Estimating power plant CO2 emission using OCO-2 XCO2 and high resolution WRF-Chem simulations
Author(s) -
Tao Zheng,
Ray Nassar,
Martin Baxter
Publication year - 2019
Publication title -
environmental research letters
Language(s) - English
Resource type - Journals
SCImago Journal Rank - 2.37
H-Index - 124
ISSN - 1748-9326
DOI - 10.1088/1748-9326/ab25ae
Subject(s) - weather research and forecasting model , environmental science , power station , meteorology , atmospheric sciences , plume , horizontal resolution , wind speed , range (aeronautics) , physics , engineering , aerospace engineering , thermodynamics
Anthropogenic CO 2 emission from fossil fuel combustion has major impacts on the global climate. The Orbiting Carbon Observatory 2 (OCO-2) observations have previously been used to estimate individual power plant emissions with a Gaussian plume model assuming constant wind fields. The present work assesses the feasibility of estimating power plant CO 2 emission using high resolution chemistry transport model simulations with OCO-2 observation data. In the new framework, 1.33 km Weather Research and Forecasting-Chem (WRF)-Chem simulation results are used to calculate the Jacobian matrix, which is then used with the OCO-2 XCO 2 data to obtain power plant daily mean emission rates, through a maximum likelihood estimation.
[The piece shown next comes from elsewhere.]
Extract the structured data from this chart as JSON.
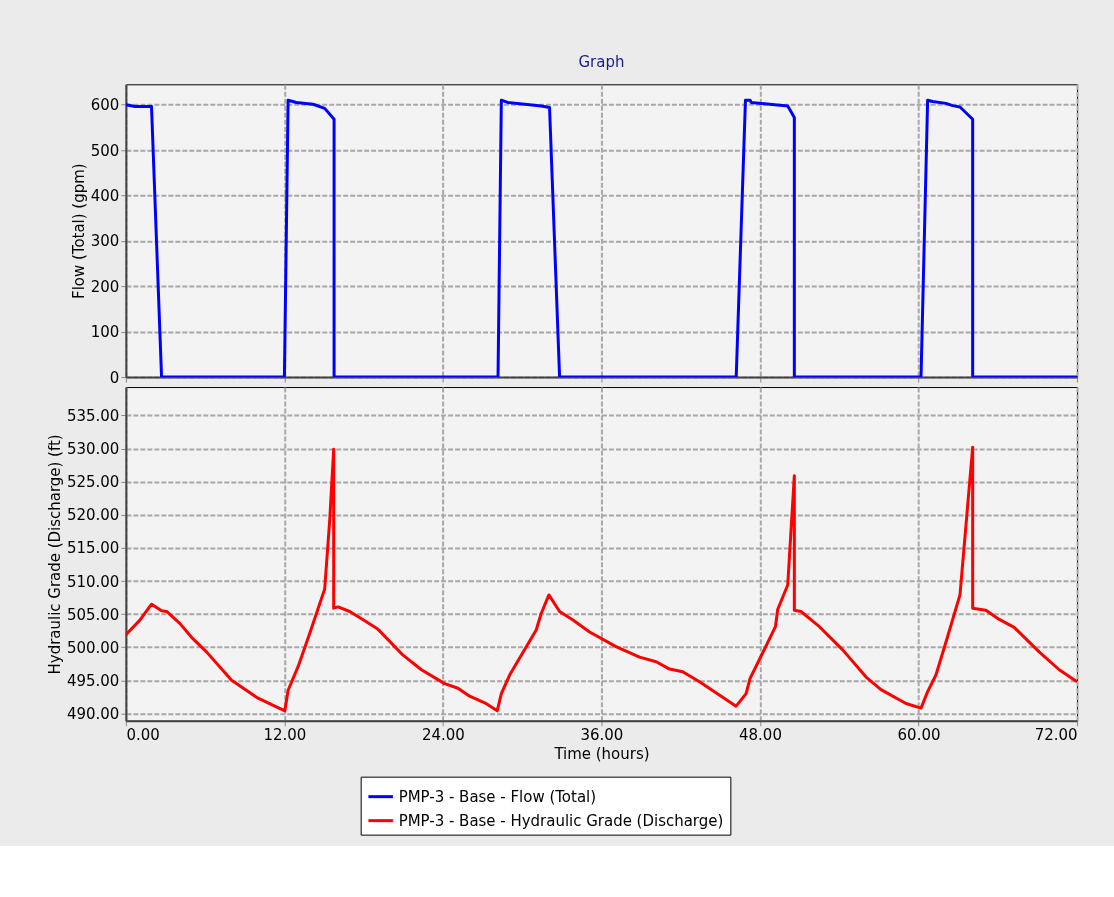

We applied the framework to the seven OCO-2 observations of near mid-to-large coal burning power plants identified in Nassar et al (2017 Geophys. Res. Lett. 44, 10045–53). Our estimation results closely match the reported emission rates at the Westar power plant (Kansas, USA), with a reported value of 26.67 ktCO 2 /day, and our estimated value at 25.82–26.47 ktCO 2 /day using OCO-2 v8 data, and 22.09–22.80 ktCO 2 /day using v9 data. At Ghent, KY, USA, our estimations using three versions (v7, v8, and v9) range from 9.84–20.40 ktCO 2 /day, which are substantially lower than the reported value (29.17 ktCO 2 /day). We attribute this difference to diminished WRF-Chem wind field simulation accuracy. The results from the seven cases indicate that accurate estimation requires accurate meteorological simulations and high quality XCO 2 data. In addition, the strength and orientation (relative to the OCO-2 ground track) of the XCO 2 enhancement are important for accurate and reliable estimation. Compared with the Gaussian plume model based approach, the high resolution WRF-Chem simulation based approach provides a framework for addressing varying wind fields, and possible expansion to city level emission estimation.